America's place in global trade is imperiled thanks to protectionist politicians, and the first step to fixing the problem is concluding a new trade deal with Mexico and Canada, a panel of experts said at an Economic Club of Minnesota event Tuesday.
"In trade, if you're standing still, you're falling behind," said Tami Overby, an international trade consultant and former senior vice president for Asia at the U.S. Chamber of Commerce. "The rest of the world is moving. America, I'm sad to say, is falling behind."
Recent progress on a long-awaited trade deal with Mexico and Canada, known in the U.S. as USMCA, has raised hopes that an agreement can be reached in the near term. But that would be only the first step in rebuilding trust in the U.S. around the globe, and the agreement's chances of ratification heading into a presidential election year are rapidly dimming.
Without USMCA, the chances that President Donald Trump will be able to end the trade war with China are even dimmer, said Kevin Paap, the president of the Minnesota Farm Bureau.

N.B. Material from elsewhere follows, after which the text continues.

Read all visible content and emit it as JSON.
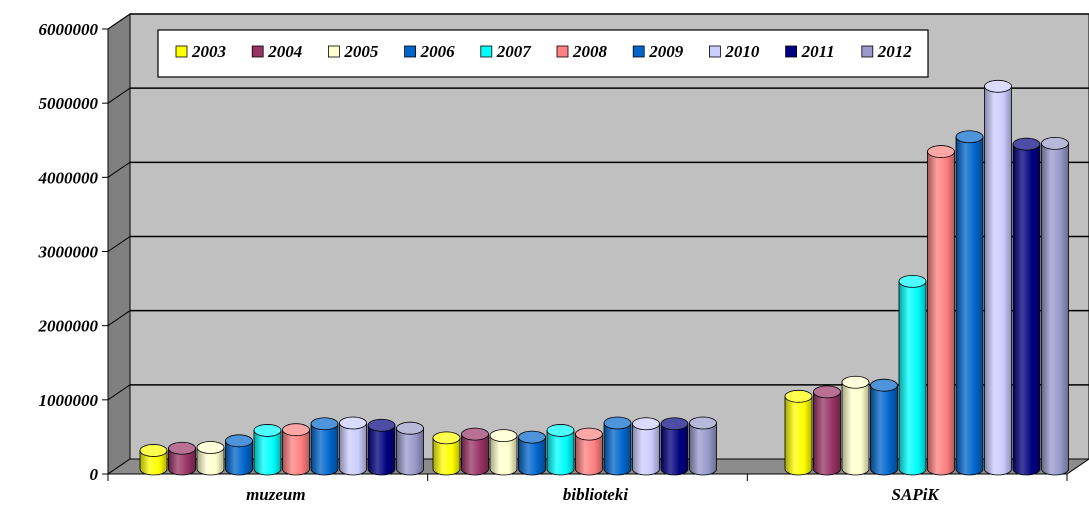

"He won't get anywhere with China without USMCA," Paap said. "If I'm China, negotiating, why would I take anybody seriously that can't do a deal with their two closest neighbors?"

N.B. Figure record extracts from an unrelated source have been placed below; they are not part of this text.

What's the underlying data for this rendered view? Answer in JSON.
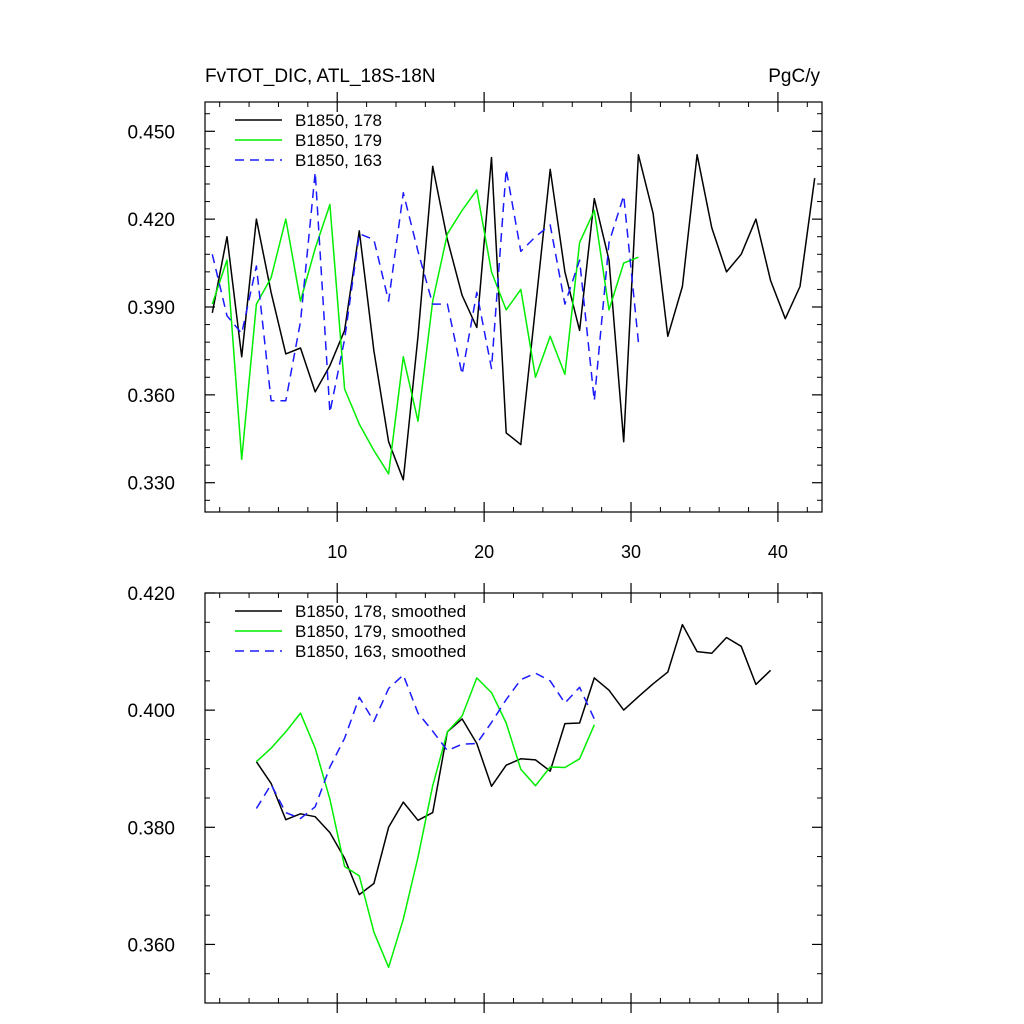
{
  "header": {
    "left_title": "FvTOT_DIC, ATL_18S-18N",
    "right_title": "PgC/y"
  },
  "chart_data": [
    {
      "type": "line",
      "xlim": [
        1,
        43
      ],
      "ylim": [
        0.32,
        0.46
      ],
      "x_ticks": [
        10,
        20,
        30,
        40
      ],
      "x_minor_step": 2,
      "y_ticks": [
        0.33,
        0.36,
        0.39,
        0.42,
        0.45
      ],
      "y_tick_labels": [
        "0.330",
        "0.360",
        "0.390",
        "0.420",
        "0.450"
      ],
      "y_minor_step": 0.006,
      "show_x_tick_labels": true,
      "legend_position": "top-left",
      "series": [
        {
          "name": "B1850, 178",
          "color": "#000000",
          "dash": "solid",
          "x": [
            1.5,
            2.5,
            3.5,
            4.5,
            5.5,
            6.5,
            7.5,
            8.5,
            9.5,
            10.5,
            11.5,
            12.5,
            13.5,
            14.5,
            15.5,
            16.5,
            17.5,
            18.5,
            19.5,
            20.5,
            21.5,
            22.5,
            23.5,
            24.5,
            25.5,
            26.5,
            27.5,
            28.5,
            29.5,
            30.5,
            31.5,
            32.5,
            33.5,
            34.5,
            35.5,
            36.5,
            37.5,
            38.5,
            39.5,
            40.5,
            41.5,
            42.5
          ],
          "y": [
            0.388,
            0.414,
            0.373,
            0.42,
            0.395,
            0.374,
            0.376,
            0.361,
            0.37,
            0.382,
            0.416,
            0.375,
            0.344,
            0.331,
            0.38,
            0.438,
            0.413,
            0.394,
            0.383,
            0.441,
            0.347,
            0.343,
            0.39,
            0.437,
            0.402,
            0.382,
            0.427,
            0.406,
            0.344,
            0.442,
            0.422,
            0.38,
            0.397,
            0.442,
            0.417,
            0.402,
            0.408,
            0.42,
            0.399,
            0.386,
            0.397,
            0.434
          ]
        },
        {
          "name": "B1850, 179",
          "color": "#00ee00",
          "dash": "solid",
          "x": [
            1.5,
            2.5,
            3.5,
            4.5,
            5.5,
            6.5,
            7.5,
            8.5,
            9.5,
            10.5,
            11.5,
            12.5,
            13.5,
            14.5,
            15.5,
            16.5,
            17.5,
            18.5,
            19.5,
            20.5,
            21.5,
            22.5,
            23.5,
            24.5,
            25.5,
            26.5,
            27.5,
            28.5,
            29.5,
            30.5
          ],
          "y": [
            0.391,
            0.406,
            0.338,
            0.391,
            0.4,
            0.42,
            0.392,
            0.41,
            0.425,
            0.362,
            0.35,
            0.341,
            0.333,
            0.373,
            0.351,
            0.392,
            0.415,
            0.423,
            0.43,
            0.402,
            0.389,
            0.396,
            0.366,
            0.38,
            0.367,
            0.412,
            0.423,
            0.389,
            0.405,
            0.407
          ]
        },
        {
          "name": "B1850, 163",
          "color": "#1a1aff",
          "dash": "dashed",
          "x": [
            1.5,
            2.5,
            3.5,
            4.5,
            5.5,
            6.5,
            7.5,
            8.5,
            9.5,
            10.5,
            11.5,
            12.5,
            13.5,
            14.5,
            15.5,
            16.5,
            17.5,
            18.5,
            19.5,
            20.5,
            21.5,
            22.5,
            23.5,
            24.5,
            25.5,
            26.5,
            27.5,
            28.5,
            29.5,
            30.5
          ],
          "y": [
            0.408,
            0.387,
            0.381,
            0.404,
            0.358,
            0.358,
            0.385,
            0.436,
            0.354,
            0.379,
            0.415,
            0.413,
            0.392,
            0.429,
            0.409,
            0.391,
            0.391,
            0.367,
            0.395,
            0.369,
            0.437,
            0.409,
            0.414,
            0.418,
            0.391,
            0.406,
            0.358,
            0.412,
            0.428,
            0.378
          ]
        }
      ]
    },
    {
      "type": "line",
      "xlim": [
        1,
        43
      ],
      "ylim": [
        0.35,
        0.42
      ],
      "x_ticks": [
        10,
        20,
        30,
        40
      ],
      "x_minor_step": 2,
      "y_ticks": [
        0.36,
        0.38,
        0.4,
        0.42
      ],
      "y_tick_labels": [
        "0.360",
        "0.380",
        "0.400",
        "0.420"
      ],
      "y_minor_step": 0.005,
      "show_x_tick_labels": false,
      "legend_position": "top-left",
      "series": [
        {
          "name": "B1850, 178, smoothed",
          "color": "#000000",
          "dash": "solid",
          "x": [
            4.5,
            5.5,
            6.5,
            7.5,
            8.5,
            9.5,
            10.5,
            11.5,
            12.5,
            13.5,
            14.5,
            15.5,
            16.5,
            17.5,
            18.5,
            19.5,
            20.5,
            21.5,
            22.5,
            23.5,
            24.5,
            25.5,
            26.5,
            27.5,
            28.5,
            29.5,
            30.5,
            31.5,
            32.5,
            33.5,
            34.5,
            35.5,
            36.5,
            37.5,
            38.5,
            39.5
          ],
          "y": [
            0.3912,
            0.3875,
            0.3813,
            0.3823,
            0.3818,
            0.3791,
            0.3747,
            0.3685,
            0.3704,
            0.38,
            0.3843,
            0.3812,
            0.3825,
            0.3963,
            0.3985,
            0.3943,
            0.387,
            0.3906,
            0.3917,
            0.3915,
            0.3896,
            0.3977,
            0.3978,
            0.4055,
            0.4034,
            0.4,
            0.4023,
            0.4045,
            0.4065,
            0.4146,
            0.41,
            0.4097,
            0.4124,
            0.4109,
            0.4044,
            0.4068
          ]
        },
        {
          "name": "B1850, 179, smoothed",
          "color": "#00ee00",
          "dash": "solid",
          "x": [
            4.5,
            5.5,
            6.5,
            7.5,
            8.5,
            9.5,
            10.5,
            11.5,
            12.5,
            13.5,
            14.5,
            15.5,
            16.5,
            17.5,
            18.5,
            19.5,
            20.5,
            21.5,
            22.5,
            23.5,
            24.5,
            25.5,
            26.5,
            27.5
          ],
          "y": [
            0.3912,
            0.3935,
            0.3963,
            0.3995,
            0.3935,
            0.3848,
            0.3733,
            0.3717,
            0.3621,
            0.3561,
            0.3643,
            0.3749,
            0.3871,
            0.3963,
            0.399,
            0.4055,
            0.403,
            0.3978,
            0.3899,
            0.3871,
            0.3903,
            0.3902,
            0.3917,
            0.3975
          ]
        },
        {
          "name": "B1850, 163, smoothed",
          "color": "#1a1aff",
          "dash": "dashed",
          "x": [
            4.5,
            5.5,
            6.5,
            7.5,
            8.5,
            9.5,
            10.5,
            11.5,
            12.5,
            13.5,
            14.5,
            15.5,
            16.5,
            17.5,
            18.5,
            19.5,
            20.5,
            21.5,
            22.5,
            23.5,
            24.5,
            25.5,
            26.5,
            27.5
          ],
          "y": [
            0.3832,
            0.3873,
            0.3825,
            0.3815,
            0.3835,
            0.3903,
            0.3952,
            0.4022,
            0.3981,
            0.4037,
            0.406,
            0.3995,
            0.3964,
            0.3931,
            0.3942,
            0.3943,
            0.3979,
            0.4018,
            0.4052,
            0.4063,
            0.405,
            0.4012,
            0.4039,
            0.3985
          ]
        }
      ]
    }
  ]
}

Their comments, made during a luncheon attended by hundreds in downtown Minneapolis, came just hours after Trump signaled he felt no pressure to end the trade war with China and that he was willing to wait until after the 2020 election.
"I have no deadline," Trump said on the sidelines of the NATO summit in London. "In some ways I like the idea of waiting until after the election for the China deal."
In his first action on trade as president, Trump took the U.S. out of the Trans-Pacific Partnership, a hard-fought set of rules put together by 12 nations including the U.S. under President Barack Obama. Another panelist at Tuesday's meeting in Minneapolis, Devry Boughner Vorwerk, a former top executive at Cargill, called that a grave error with long-term consequences. "I'm not being political here because neither presidential candidate in the last election supported TPP," Vorwerk said.